What Expatriate Financial Advice Means For You
Expatriate Financial Advice has long been investment-focused. However, there is much more your expatriate financial adviser can do for you. In this post, we look at 3 important ways your financial planner can help you.
- Listen to your concerns
- Provide holistic advice
- Manage risk
If you want to know more about how to chose an expatriate financial adviser, please visit this post.
Listening To You
One of the most important parts of expatriate financial advice is to listen to your concerns. A direct link may not exist between your concerns and your finances. However, there is often a financial element to any concern. A person can only begin to help when they fully understand your concerns. This means you will have to be open about your circumstances and what you want to achieve. The adviser needs to ask relevant questions to make sure the advice given is correct.
Holistic Expatriate Financial Advice
Historically, expatriate financial advice would focus on one area of your finances. For example, investment. Focusing on one area of financial planning does not serve clients or advisers well. Take this scenario: Joe is a 40-year-old man with a wife and two young children. He has a good job with a steady income. His income covers all the family out-goings and he wants to invest for the future. This may be for his kids’ education or his retirement. Joe’s wife is a full-time Mum and they have few assets.

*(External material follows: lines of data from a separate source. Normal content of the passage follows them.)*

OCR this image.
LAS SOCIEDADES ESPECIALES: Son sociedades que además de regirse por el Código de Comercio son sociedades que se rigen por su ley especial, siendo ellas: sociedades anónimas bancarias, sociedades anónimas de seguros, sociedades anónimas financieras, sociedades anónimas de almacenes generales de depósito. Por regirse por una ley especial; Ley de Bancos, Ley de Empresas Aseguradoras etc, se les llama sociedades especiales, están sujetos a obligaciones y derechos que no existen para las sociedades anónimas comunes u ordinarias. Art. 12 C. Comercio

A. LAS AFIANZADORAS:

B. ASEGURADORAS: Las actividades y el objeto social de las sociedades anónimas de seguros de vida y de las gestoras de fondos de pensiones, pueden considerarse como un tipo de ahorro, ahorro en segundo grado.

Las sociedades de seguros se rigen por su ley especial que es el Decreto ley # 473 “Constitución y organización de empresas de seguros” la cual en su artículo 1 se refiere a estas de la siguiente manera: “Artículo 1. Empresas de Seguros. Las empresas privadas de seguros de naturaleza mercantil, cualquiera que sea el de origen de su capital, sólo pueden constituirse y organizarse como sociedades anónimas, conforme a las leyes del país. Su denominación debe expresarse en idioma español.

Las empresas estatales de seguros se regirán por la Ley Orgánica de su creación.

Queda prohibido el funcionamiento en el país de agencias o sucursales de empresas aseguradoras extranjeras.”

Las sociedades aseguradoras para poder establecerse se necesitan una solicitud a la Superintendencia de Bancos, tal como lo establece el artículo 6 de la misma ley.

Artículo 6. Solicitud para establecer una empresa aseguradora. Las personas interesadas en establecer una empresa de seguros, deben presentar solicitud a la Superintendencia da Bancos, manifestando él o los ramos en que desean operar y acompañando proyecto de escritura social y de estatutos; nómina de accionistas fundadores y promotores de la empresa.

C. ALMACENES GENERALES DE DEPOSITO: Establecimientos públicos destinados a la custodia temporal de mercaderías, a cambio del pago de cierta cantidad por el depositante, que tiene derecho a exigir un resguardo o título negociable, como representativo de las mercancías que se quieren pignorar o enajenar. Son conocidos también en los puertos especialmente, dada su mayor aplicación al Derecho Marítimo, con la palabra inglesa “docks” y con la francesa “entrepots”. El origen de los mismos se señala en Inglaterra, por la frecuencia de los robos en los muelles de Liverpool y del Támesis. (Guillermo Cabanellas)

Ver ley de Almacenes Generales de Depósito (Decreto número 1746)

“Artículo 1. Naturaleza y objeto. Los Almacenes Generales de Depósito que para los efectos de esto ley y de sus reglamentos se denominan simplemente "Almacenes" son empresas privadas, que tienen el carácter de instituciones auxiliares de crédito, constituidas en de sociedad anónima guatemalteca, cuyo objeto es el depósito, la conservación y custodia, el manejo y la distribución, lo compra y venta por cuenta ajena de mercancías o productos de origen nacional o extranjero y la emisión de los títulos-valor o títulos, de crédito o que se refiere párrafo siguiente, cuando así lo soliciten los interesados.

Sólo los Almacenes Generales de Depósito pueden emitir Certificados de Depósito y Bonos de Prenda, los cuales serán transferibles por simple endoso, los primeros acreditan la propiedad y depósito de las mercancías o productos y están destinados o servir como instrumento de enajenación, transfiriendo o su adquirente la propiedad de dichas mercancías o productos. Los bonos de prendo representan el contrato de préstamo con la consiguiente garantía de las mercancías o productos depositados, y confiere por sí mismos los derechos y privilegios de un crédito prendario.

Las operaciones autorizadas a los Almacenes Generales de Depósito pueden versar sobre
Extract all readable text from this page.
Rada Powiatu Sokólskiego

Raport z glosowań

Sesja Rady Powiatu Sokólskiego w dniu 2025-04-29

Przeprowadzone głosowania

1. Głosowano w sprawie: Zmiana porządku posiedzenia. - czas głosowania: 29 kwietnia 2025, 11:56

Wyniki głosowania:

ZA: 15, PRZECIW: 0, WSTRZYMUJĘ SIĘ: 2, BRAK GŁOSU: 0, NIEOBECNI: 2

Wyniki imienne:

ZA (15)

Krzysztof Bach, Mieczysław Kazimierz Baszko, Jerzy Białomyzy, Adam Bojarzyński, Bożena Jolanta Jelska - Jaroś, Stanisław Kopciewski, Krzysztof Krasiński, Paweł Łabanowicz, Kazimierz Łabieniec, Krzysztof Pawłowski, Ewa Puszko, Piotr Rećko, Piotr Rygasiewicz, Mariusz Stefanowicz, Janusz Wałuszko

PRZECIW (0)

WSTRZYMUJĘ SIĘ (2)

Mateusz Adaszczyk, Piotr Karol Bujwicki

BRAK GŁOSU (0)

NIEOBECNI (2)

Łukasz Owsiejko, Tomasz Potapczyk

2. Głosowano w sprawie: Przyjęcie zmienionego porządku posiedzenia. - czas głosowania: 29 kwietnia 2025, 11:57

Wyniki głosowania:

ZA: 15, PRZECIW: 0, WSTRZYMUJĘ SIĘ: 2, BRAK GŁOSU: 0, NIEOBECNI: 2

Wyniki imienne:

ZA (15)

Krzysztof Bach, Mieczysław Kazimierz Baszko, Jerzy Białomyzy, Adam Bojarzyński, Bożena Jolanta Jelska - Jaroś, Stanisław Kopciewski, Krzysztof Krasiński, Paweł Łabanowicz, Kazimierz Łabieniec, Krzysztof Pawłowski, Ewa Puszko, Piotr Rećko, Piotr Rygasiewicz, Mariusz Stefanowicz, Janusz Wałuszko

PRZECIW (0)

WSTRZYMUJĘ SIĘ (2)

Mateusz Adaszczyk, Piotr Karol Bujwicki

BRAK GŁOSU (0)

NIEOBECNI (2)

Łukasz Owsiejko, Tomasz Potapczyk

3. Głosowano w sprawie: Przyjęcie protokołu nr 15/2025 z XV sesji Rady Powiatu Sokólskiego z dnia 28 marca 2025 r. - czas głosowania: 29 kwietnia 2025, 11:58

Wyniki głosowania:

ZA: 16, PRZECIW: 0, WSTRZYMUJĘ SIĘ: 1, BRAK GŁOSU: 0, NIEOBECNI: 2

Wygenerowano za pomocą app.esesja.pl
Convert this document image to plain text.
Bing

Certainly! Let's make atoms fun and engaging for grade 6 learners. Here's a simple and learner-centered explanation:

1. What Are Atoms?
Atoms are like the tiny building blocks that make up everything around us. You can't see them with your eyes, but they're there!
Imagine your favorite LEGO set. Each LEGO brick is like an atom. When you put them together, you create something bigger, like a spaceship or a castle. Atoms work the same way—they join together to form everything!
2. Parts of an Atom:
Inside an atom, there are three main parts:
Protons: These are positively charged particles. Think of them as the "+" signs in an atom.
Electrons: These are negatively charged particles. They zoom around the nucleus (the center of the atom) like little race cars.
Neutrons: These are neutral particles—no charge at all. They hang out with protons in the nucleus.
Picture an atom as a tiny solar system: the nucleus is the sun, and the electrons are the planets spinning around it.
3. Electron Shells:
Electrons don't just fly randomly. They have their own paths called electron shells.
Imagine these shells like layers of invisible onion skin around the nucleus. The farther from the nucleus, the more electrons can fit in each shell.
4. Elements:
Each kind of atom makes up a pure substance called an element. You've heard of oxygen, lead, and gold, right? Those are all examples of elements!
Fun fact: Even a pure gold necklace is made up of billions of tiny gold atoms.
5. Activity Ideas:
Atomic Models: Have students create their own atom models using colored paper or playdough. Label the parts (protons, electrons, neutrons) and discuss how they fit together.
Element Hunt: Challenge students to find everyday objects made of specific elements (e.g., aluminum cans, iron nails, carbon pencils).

In this situation, if Joe died his family’s standard of living would suffer. Replacing Joe is not possible but we can replace his future income. For a healthy non-smoker like Joe, life assurance is cheap. He could protect his family’s financial future from about AED10 per day. Alternatively, if he just invested his money, the only benefit to his family would be the amount he had managed to invest from his savings which is unlikely to be sufficient for their future.
In everyday life, risks are something we normally avoid. When it comes to investment there is no reward without risk. Therefore, in expatriate financial advice, we need to understand the risks being taken and manage them.
There are many different types of risk. Some academics have listed more than 100. Most can be split into two groups: Systemic and non-Systemic. Systemic risks are those which affect the whole market such as an interest rate rise. Non-systemic are specific to a company or investment. For example, if Apple iPhones did not sell as well as predicted, this may have a negative impact on Apple’s share price. Non-systemic risks can be reduced by diversifying your investment across several different companies. Systemic risk cannot be diversified away and so need different techniques.